Тогда задействовали секретные службы. Профессор клялся и божился, что оставлял чертежи в домашнем сейфе. Пропажа, впрочем, обнаружилась лишь спустя три месяца после того, как Роланд Шоу закончил свои занятия с сыном профессора.
— И тогда на него пало подозрение?
Шеф вздохнул:
— Да, накладочка вышла. Но без всякого злого умысла. Когда мы посылали тебя к нему, то были твердо уверены, что похититель именно он. Эта уверенность особенно окрепла, когда выяснилось, что за субчик Роланд Шоу — жил на то, что продавал газетам всякие скандальные секреты, пусть это и не имело никакого отношения к государственной безопасности.
— А дальше?
— Что дальше? Родни у него нет, так что шум поднимать некому.
— Свидетельство о смерти?
— Тут все чисто — «Причина смерти не установлена».
Человек, на чьей совести была жизнь Роланда Шоу, вновь удрученно покачал головой. Он привык беспрекословно исполнять приказы, но до сих пор такой промашки с ним не случалось.
— А как же дневник? — спросил он наконец. — Это же скрытая бомба.
— Знаю, — усмехнулся шеф. — Но думаю, будет лучше, если мы его уничтожим вместе с этой вот папкой. — Он положил ладонь на «дело», озаглавленное Т/5486J.
«Джон Эштон» поднялся со стула, но уже от двери обернулся.
— Что же произошло с теми чертежами? Кто их украл?
Шеф лишь неопределенно хмыкнул:
— Кто украл, говорите? Вам когда-нибудь приходилось слышать притчу про рассеянного профессора? Так вот, оказалось, что Рауз как-то просматривал их на сон грядущий в постели, а потом поленился отнести в сейф и засунул под матрас. Два дня назад экономка вытряхивала его к весне и обнаружила чертежи.
Селия сидела у постели Колина и смотрела на сына. Глаза ее застилала сплошная пелена слез, и она ничего не видела вокруг. В палату время от времени заглядывали врачи и сестры, в коридоре стоял обычный больничный шум, но все это никак не откладывалось у нее в сознании. Мир сузился до двух человек: ее и Колина. Ей хотелось, чтобы он открыл глаза, посмотрел на нее, узнал и в знак этого хотя бы сжал ей руку. Ей хотелось услышать его голос… ломающийся подростковый голос, который временами раздражал ее своими резкими обертонами. «Не кричи так, Колин!» — частенько ворчала она на него, но теперь Селия все отдала бы за то, чтобы услышать его вновь.
Когда Колина сшибли на дороге, он ударился головой о край каменного тротуара и до сих пор не мог прийти в сознание. Врачи пока не были готовы сказать, насколько серьезна полученная травма.
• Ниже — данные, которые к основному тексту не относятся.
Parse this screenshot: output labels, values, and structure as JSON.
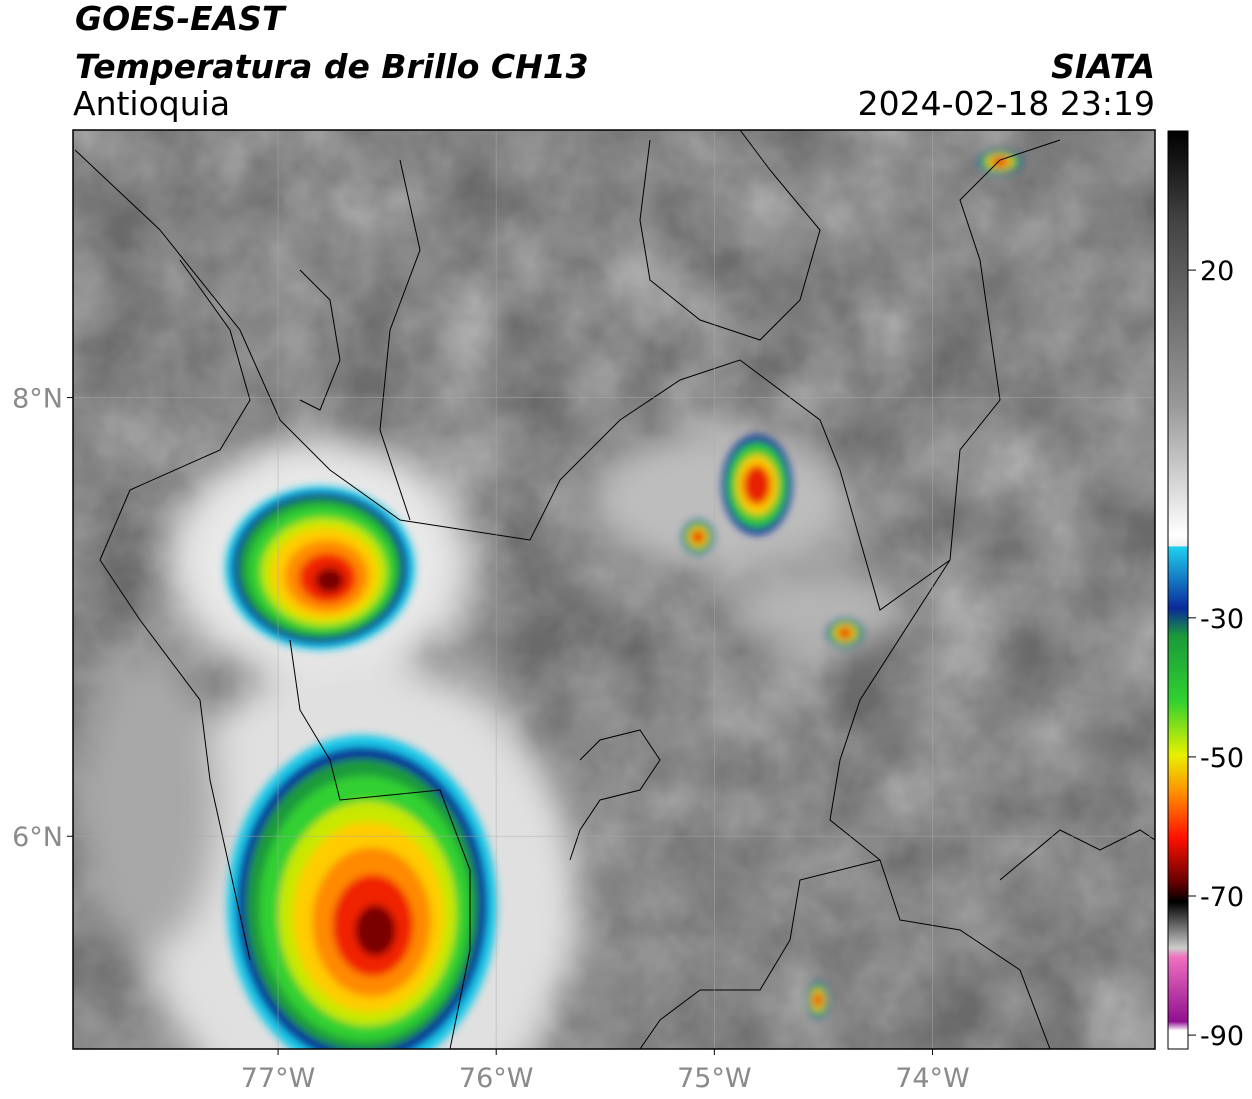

С другой стороны постели на табуретке сидел Хьюго. Видя состояние жены, он тревожился за нее почти так же, как за сына. Один раз он взял ее за руку и был вознагражден тем, что Селия обратила на него взор. Но она тут же отвернулась, и момент был упущен.
Часы показывали полдень. Прошло шестнадцать часов после несчастного случая, а на Селии все еще было вечернее платье, в котором она собиралась спуститься к ужину в Виндзорском замке. Сама она этого не замечала. Лишь однажды оглядела себя странным взглядом, как будто не помнила, откуда на ней взялось это синее бархатное платье. Потом перехватила взгляд мужа и поняла, о чем тот думает.
— Я пойду позвоню, Селия, — шепнул Хьюго.
— Говори громко, — отозвалась она. — Врачи говорят, что в таких случаях надо говорить громко. И еще бы музыку.
— Да, дорогая. Я сейчас вернусь. — Хьюго вышел из палаты и отправился искать дежурную сестру.
— Можно мне сделать один телефонный звонок? — спросил он, найдя ее в амбулаторной.